A forgotten injustice echoes today
The governor of Montana has issued posthumous pardons to 75 German Americans who were fined or imprisoned during World War I for statements deemed seditious at a time of intense anti-German sentiment. At the same time on Capitol Hill, the Senate Judiciary Committee is examining the Bush administration’s extraordinary assertion of executive power.
These events are not exactly parallel. But both go to the heart of what is permissible in a democratic society and to how government can abuse its power over individuals’ lives.
A Montana law enacted unanimously in February 1918 made it a crime to say or publish anything “disloyal, profane, violent, scurrilous, contemptuous or abusive” about the government, soldiers or the American flag. One man, according to a New York Times report, was sentenced to seven to 20 years in prison for calling wartime food regulations a “big joke.” In all, 79 people were convicted, 41 went to prison and paid heavy fines. All were freed after the law expired at the end of the war late in the same year. The federal government also imprisoned some wartime critics.
Today it’s rare for anyone to be arrested, much less imprisoned, for unpopular speech. But a pall of suspicion has been cast over many people, including Muslims, since 9/11. And the Bush administration’s conduct of its anti-terror campaign has included unjustified intrusions into private behavior, arrest and detention without due process, transfer of suspects to countries known to practice torture, abuse of prisoners, wiretapping without warrants required by law, and, say some critics, improper surveillance of anti-war groups.
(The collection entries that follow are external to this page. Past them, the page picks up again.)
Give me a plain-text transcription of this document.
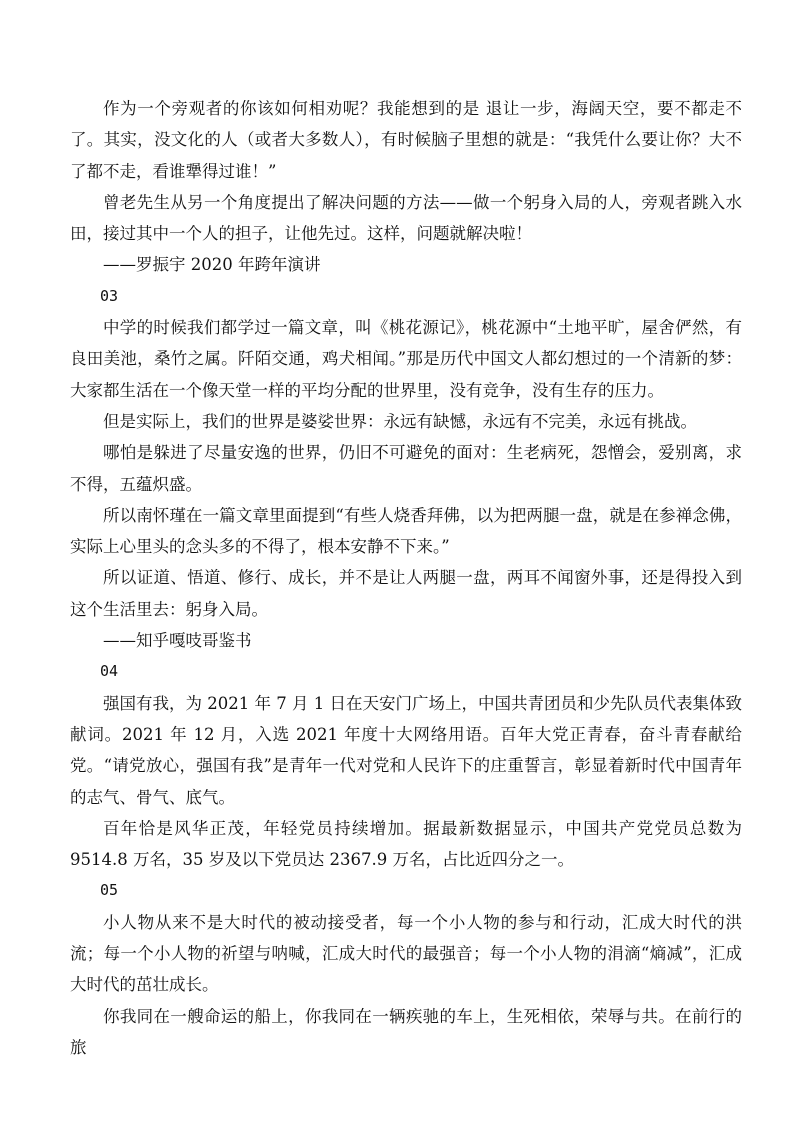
作为一个旁观者的你该如何相劝呢？我能想到的是 退让一步，海阔天空，要不都走不了。其实，没文化的人（或者大多数人），有时候脑子里想的就是：“我凭什么要让你？大不了都不走，看谁犟得过谁！”

曾老先生从另一个角度提出了解决问题的方法——做一个躬身入局的人，旁观者跳入水田，接过其中一个人的担子，让他先过。这样，问题就解决啦！

——罗振宇 2020 年跨年演讲

03

中学的时候我们都学过一篇文章，叫《桃花源记》，桃花源中“土地平旷，屋舍俨然，有良田美池，桑竹之属。阡陌交通，鸡犬相闻。”那是历代中国文人都幻想过的一个清新的梦：大家都生活在一个像天堂一样的平均分配的世界里，没有竞争，没有生存的压力。

但是实际上，我们的世界是婆娑世界：永远有缺憾，永远有不完美，永远有挑战。

哪怕是躲进了尽量安逸的世界，仍旧不可避免的面对：生老病死，怨憎会，爱别离，求不得，五蕴炽盛。

所以南怀瑾在一篇文章里面提到“有些人烧香拜佛，以为把两腿一盘，就是在参禅念佛，实际上心里头的念头多的不得了，根本安静不下来。”

所以证道、悟道、修行、成长，并不是让人两腿一盘，两耳不闻窗外事，还是得投入到这个生活里去：躬身入局。

——知乎嘎吱哥鉴书

04

强国有我，为 2021 年 7 月 1 日在天安门广场上，中国共青团员和少先队员代表集体致献词。2021 年 12 月，入选 2021 年度十大网络用语。百年大党正青春，奋斗青春献给党。“请党放心，强国有我”是青年一代对党和人民许下的庄重誓言，彰显着新时代中国青年的志气、骨气、底气。

百年恰是风华正茂，年轻党员持续增加。据最新数据显示，中国共产党党员总数为 9514.8 万名，35 岁及以下党员达 2367.9 万名，占比近四分之一。

05

小人物从来不是大时代的被动接受者，每一个小人物的参与和行动，汇成大时代的洪流；每一个小人物的祈望与呐喊，汇成大时代的最强音；每一个小人物的涓滴“熵减”，汇成大时代的茁壮成长。

你我同在一艘命运的船上，你我同在一辆疾驰的车上，生死相依，荣辱与共。在前行的旅
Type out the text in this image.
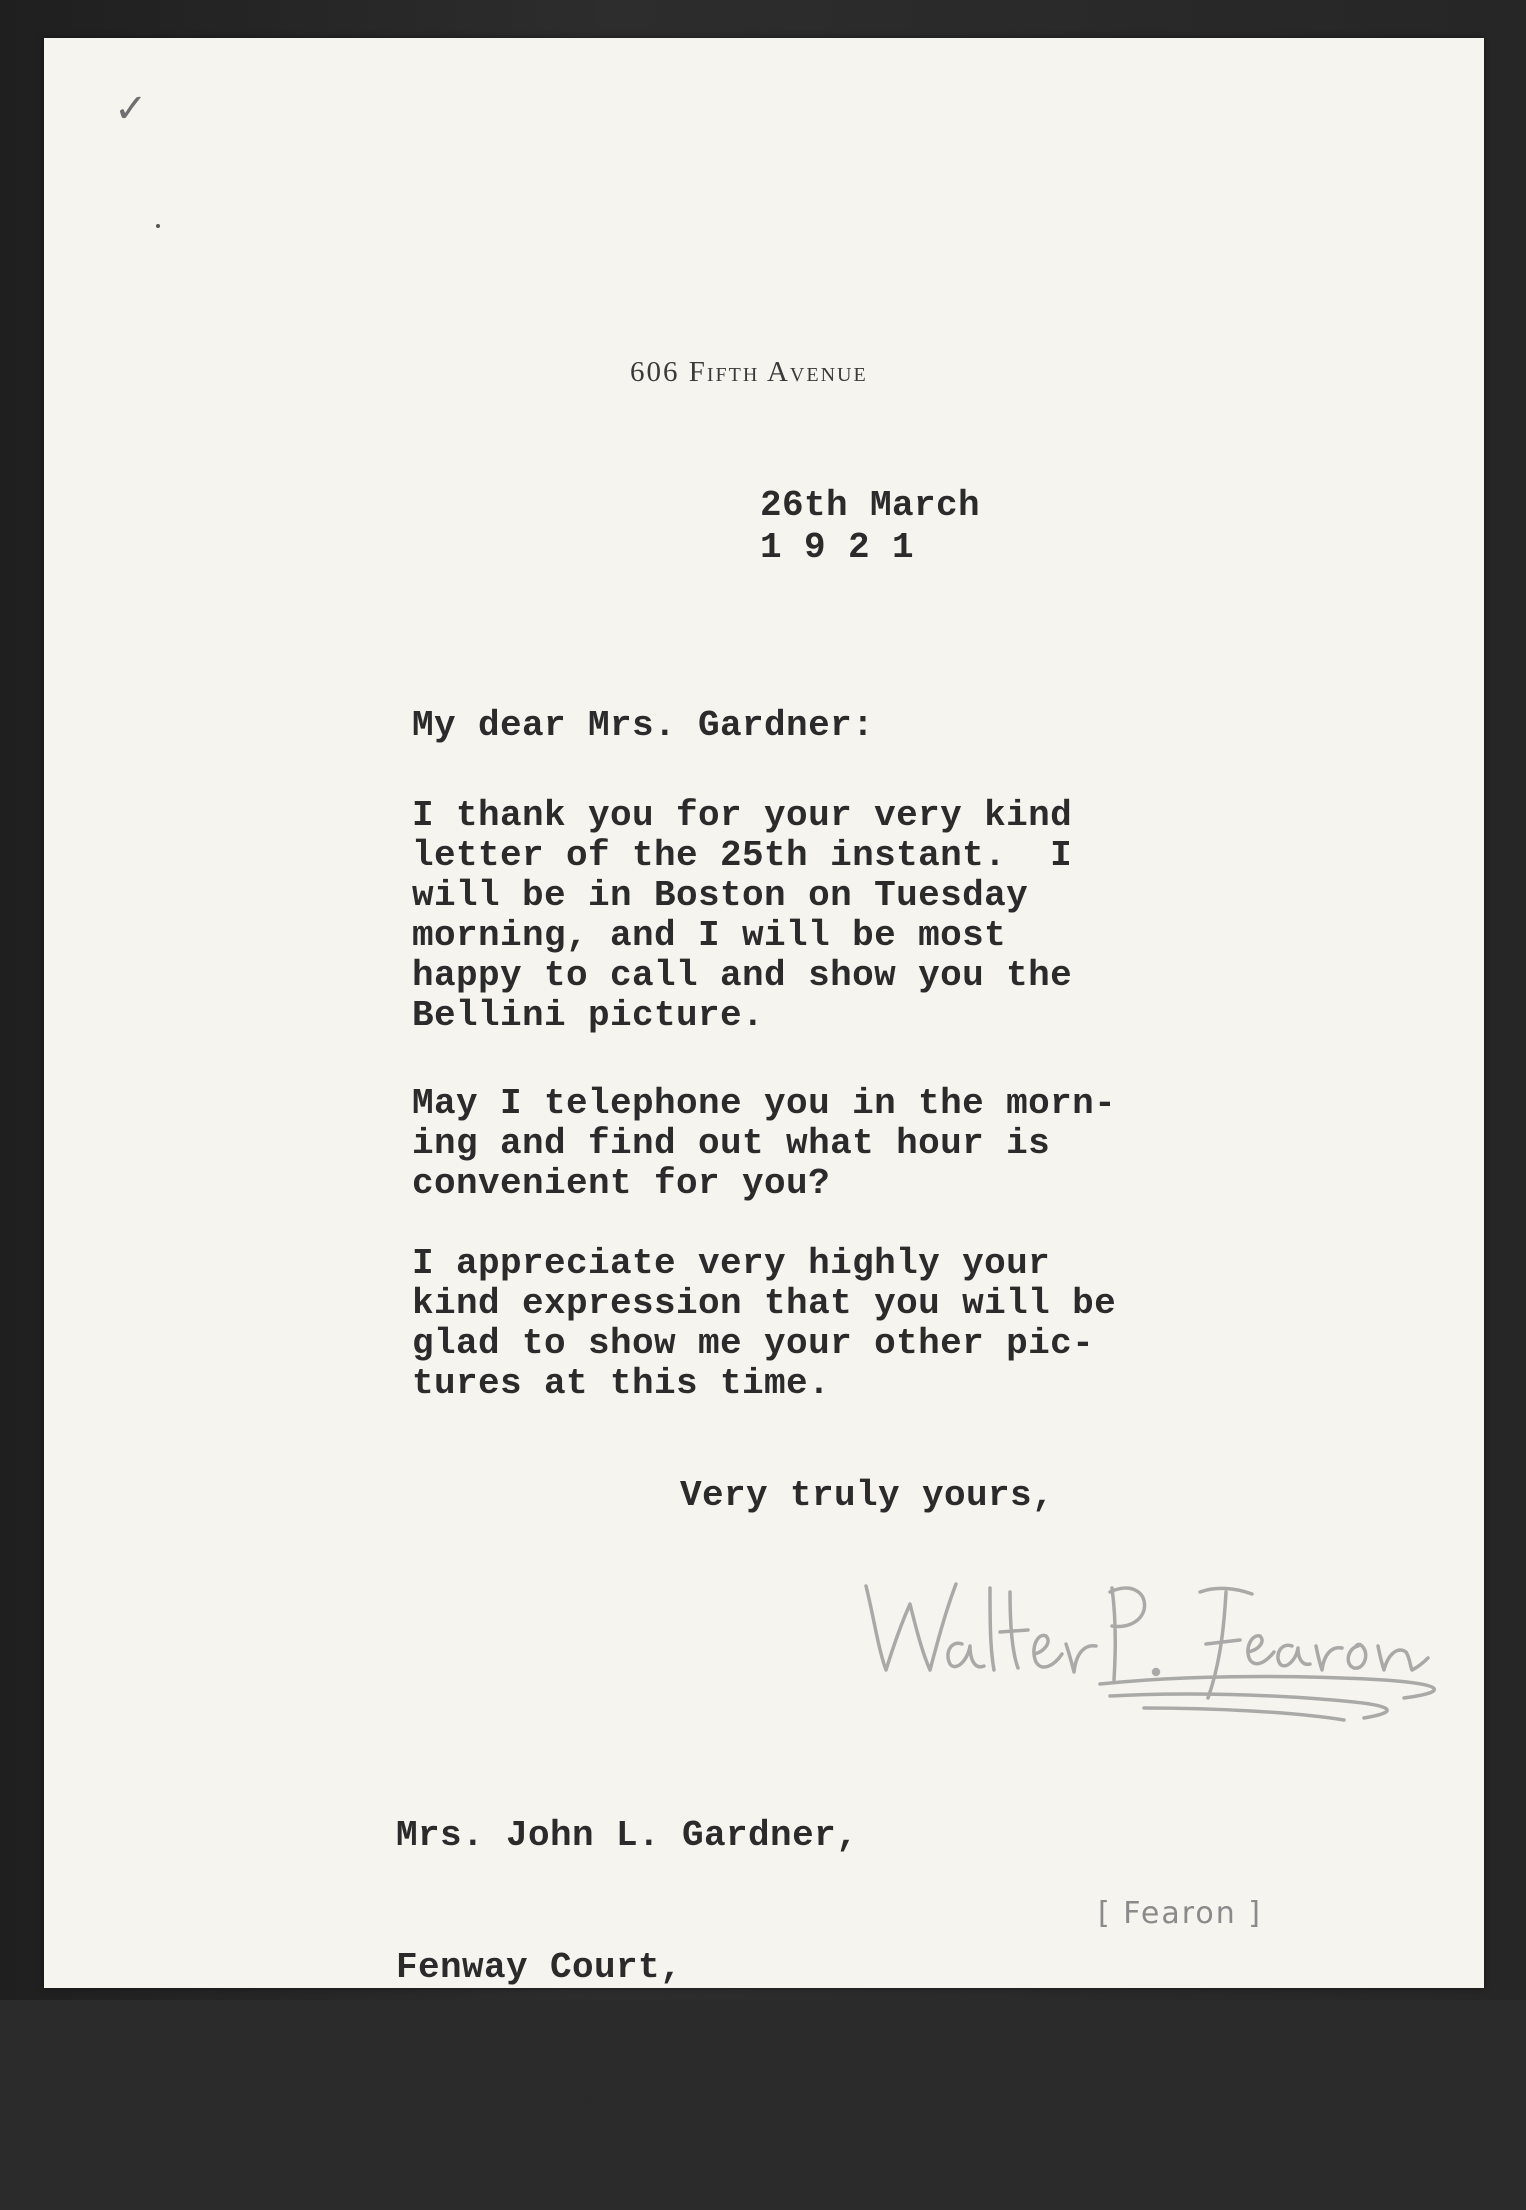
✓
606 Fifth Avenue
26th March
1 9 2 1
My dear Mrs. Gardner:
I thank you for your very kind
letter of the 25th instant.  I
will be in Boston on Tuesday
morning, and I will be most
happy to call and show you the
Bellini picture.
May I telephone you in the morn-
ing and find out what hour is
convenient for you?
I appreciate very highly your
kind expression that you will be
glad to show me your other pic-
tures at this time.
Very truly yours,

Mrs. John L. Gardner,

Fenway Court,

Boston, Mass.

[ Fearon ]
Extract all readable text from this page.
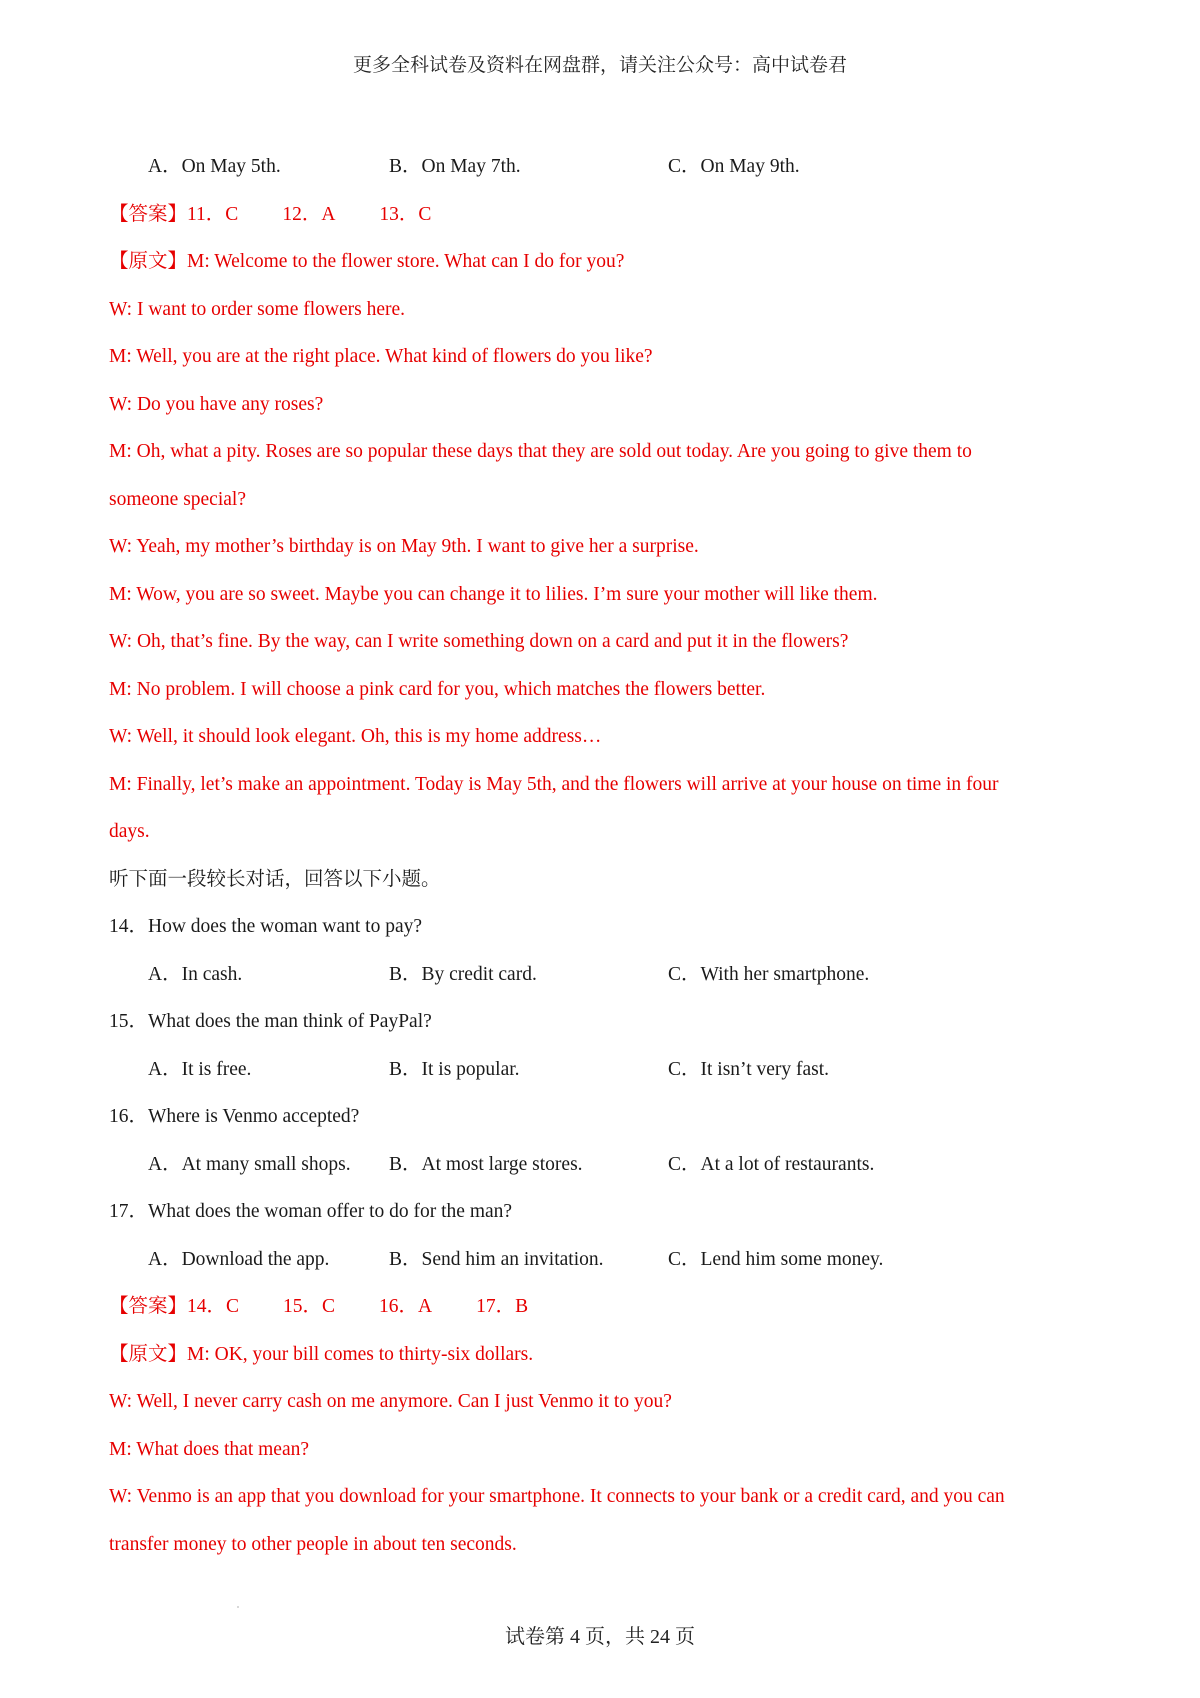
更多全科试卷及资料在网盘群，请关注公众号：高中试卷君
A．On May 5th.	B．On May 7th.	C．On May 9th.
【答案】11．C 12．A 13．C
【原文】M: Welcome to the flower store. What can I do for you?
W: I want to order some flowers here.
M: Well, you are at the right place. What kind of flowers do you like?
W: Do you have any roses?
M: Oh, what a pity. Roses are so popular these days that they are sold out today. Are you going to give them to
someone special?
W: Yeah, my mother’s birthday is on May 9th. I want to give her a surprise.
M: Wow, you are so sweet. Maybe you can change it to lilies. I’m sure your mother will like them.
W: Oh, that’s fine. By the way, can I write something down on a card and put it in the flowers?
M: No problem. I will choose a pink card for you, which matches the flowers better.
W: Well, it should look elegant. Oh, this is my home address…
M: Finally, let’s make an appointment. Today is May 5th, and the flowers will arrive at your house on time in four
days.
听下面一段较长对话，回答以下小题。
14．How does the woman want to pay?
A．In cash.	B．By credit card.	C．With her smartphone.
15．What does the man think of PayPal?
A．It is free.	B．It is popular.	C．It isn’t very fast.
16．Where is Venmo accepted?
A．At many small shops. B．At most large stores.	C．At a lot of restaurants.
17．What does the woman offer to do for the man?
A．Download the app.	B．Send him an invitation.	C．Lend him some money.
【答案】14．C 15．C 16．A 17．B
【原文】M: OK, your bill comes to thirty-six dollars.
W: Well, I never carry cash on me anymore. Can I just Venmo it to you?
M: What does that mean?
W: Venmo is an app that you download for your smartphone. It connects to your bank or a credit card, and you can
transfer money to other people in about ten seconds.
试卷第 4 页，共 24 页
What happened to German Americans nearly a century ago is an example of how public hysteria and reflexive punishment of dissenters can go too far. But wrong as it was, it was done publicly under the law.
Today, much is done arbitrarily by an administration that seems to regard public or congressional oversight as a nuisance to be disregarded.
An example is President Bush’s response to legislation he doesn’t like. Instead of vetoing bills, he signs them but attaches little-noticed “signing statements” - 750 so far, according to the Boston Globe - saying he will enforce the law in the context of his powers as commander in chief in wartime. In other words, he’ll do what he wants and call it legal.
The news media have come under the White House’s glare. Senate Judiciary Committee Chairman Sen. Arlen Specter expressed concern at a hearing Tuesday about an apparent administration attempt to intimidate, and conceivably prosecute, journalists to whom classified information was leaked about government wiretapping and about alleged secret overseas prisons operated by the Central Intelligence Agency.
Specter’s remark that “there’s a lot more oversight provided by the press than there is by the Judiciary Committee” is a sobering comment on the legislative branch’s failure to assert its own authority against a runaway executive. Yet it’s far from clear that that will change.